Ces nouvelles capacités se révèlent idéalement dosées pour être aussi permissives que contraignantes : elles ouvrent juste ce qu’il faut de chemins pour offrir des possibilités grisantes, sans « casser » le jeu par une hypothétique toute-puissance du déplacement, que l’on n’acquière jamais – et c’est heureux. Cet art du dosage passe aussi par le level-design, qui structure la progression avec une grande intelligence. Il canalise notre parcours en le bornant de pentes, de falaises et de canyons qui nous permettent de passer aux seuls endroits prévus, tout en nous résistant subtilement par ailleurs. Une fois les autres outils acquis, le level-design se dote en outre de nouvelles « passerelles », qui décloisonnent le décor de façon jouissive.

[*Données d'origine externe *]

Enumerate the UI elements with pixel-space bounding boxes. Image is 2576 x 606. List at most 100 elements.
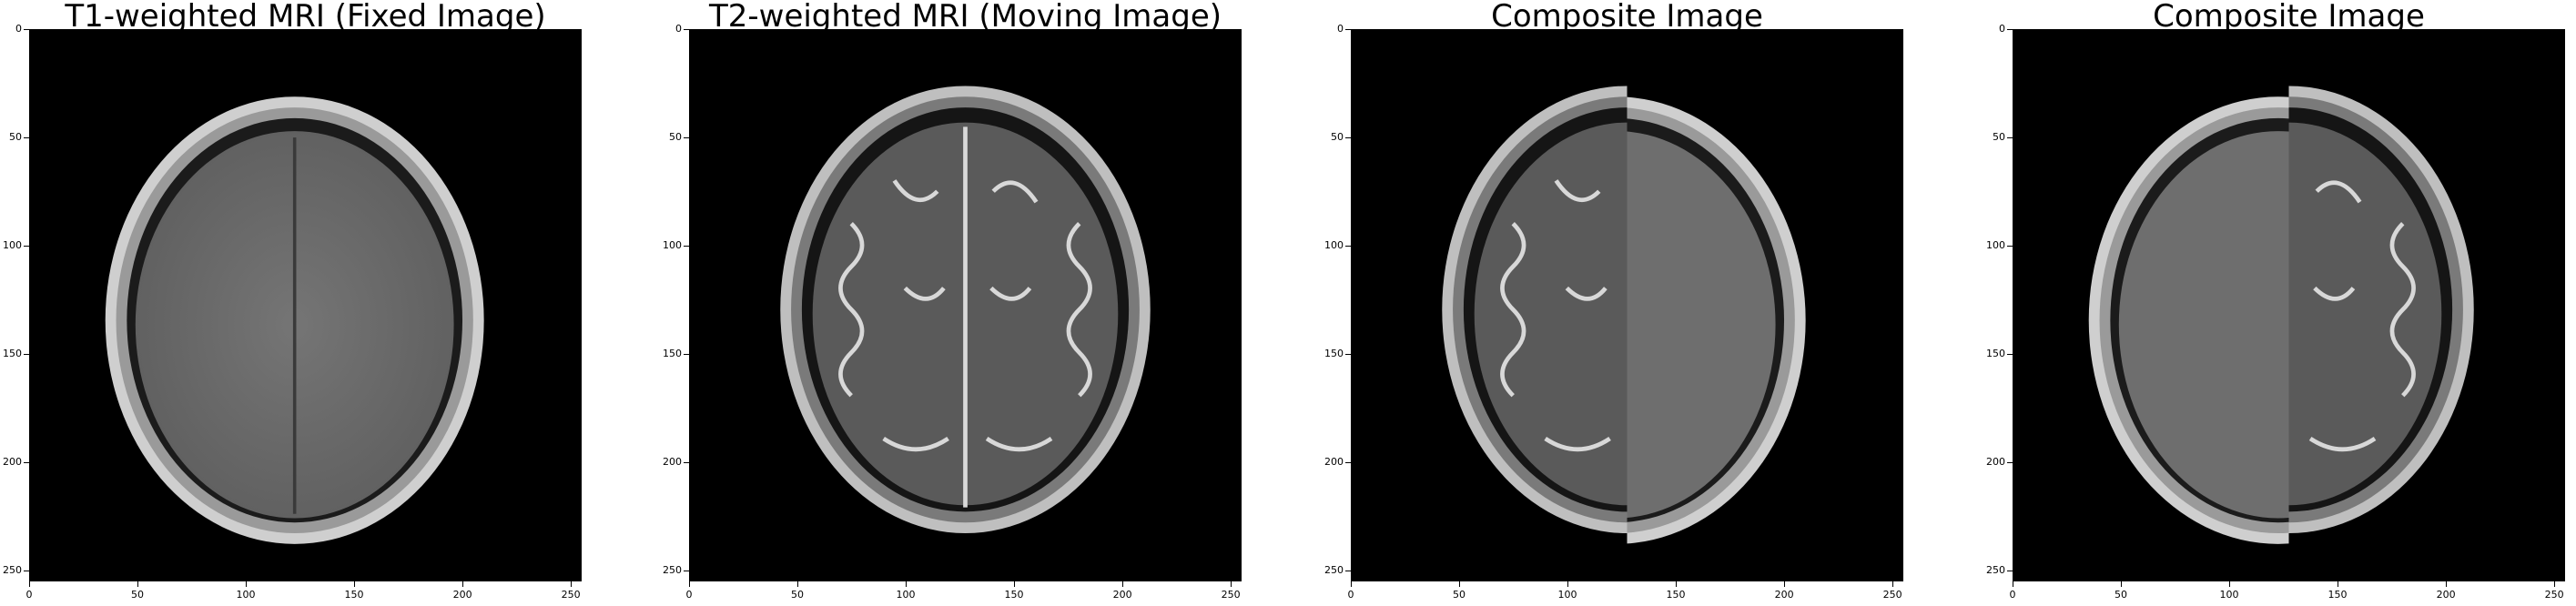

Le joueur, ce Mac Guyver du puzzle
Apprendre à repérer ces chemins et à les utiliser intelligemment est l’une des grandes satisfactions offertes par le jeu, qui place une grande confiance dans notre intelligence. Le joueur selon Supraland, c’est un joueur en alerte permanente, guettant la logique cachée derrière les matières et l’agencement du décor. C’est un joueur qui expérimente sans relâche et n’attend aucune solution prémâchée ni indice appuyé : une sorte de Mac Guyver du puzzle-game en somme. C’est de cette idée du joueur comme bricoleur de génie que vient parfois l’impression, devant une solution officielle, d’avoir exploité un bug ou une limite du jeu, d’avoir créé son propre chemin hors du cadre prévu : de fait, ce n’est presque jamais le cas. Les solutions canoniques sont elles-même d’improbables bricolages entre nos pouvoirs et l’espace de jeu, et confinent parfois à la limite du pensable. Cette approche a ses grandes satisfactions, quand on sort victorieux d’un bourbier à penser. A l’inverse, on pourra aussi rester sérieusement coincé, même si un système d’aide déclenché en cas de blocage tente de nous remettre sur la piste.
Si le jeu ne fait pas toujours preuve de pédagogie s’agissant d’introduire ses mécaniques les plus retorses, ses meilleures énigmes n’en sont pas moins de pures merveilles. Construites comme de grandes suites d’actions dans un espace parfois très grand, elle mêlent ce qui a été appris tout au long du jeu et créativité sur le fil. Certaines d’entre elles portent sur des circuits électriques qu’il faudra bricoler tant bien que mal avec ce qui est à portée de clic ; d’autres reposent sur la coloration d’objets par des machines à peindre, dont la manipulation elle-même est une énigme en soi. On n’en dira pas plus, sinon que les interactions surprenantes sont nombreuses jusqu’au dernier boss, qui est en fait un grand puzzle sous-pression, à la fois tordu et logique, articulant une dernière fois les principales ficelles du jeu.
L’autre boss (il y en a deux) est en revanche moins satisfaisant, et pour cause : il se joue sur le mode du FPS, mode que le jeu réactive de temps en temps quand il fait surgir des ennemis par petites vagues vite éliminées. Ces phases sont complètement à côté de la plaque, et sont clairement la mécanique de trop pour Supraland qui trahit là son esprit de « super-mod », son léger manque de maturité : il aurait été meilleur sans ce versant qui n’apporte rien, sinon une carotte pour la progression, par l’entremise des pièces lâchées par les ennemis – à échanger contre des améliorations du gameplay (tir, saut, etc…) -. Au rang des impairs, citons aussi la difficulté à utiliser le rayon violet, mal expliqué et dont le comportement physique part parfois en vrille. Ces quelques maladresses mises à part, l’ambition folle et l’intelligence de Supraland s’avèrent surtout payantes, tant il se montre généreux, riche de quelques énigmes de haut vol et susceptible d’absorber son joueur des heures durant alors qu’il s’était juste lancé pour une petite partie de trente minutes.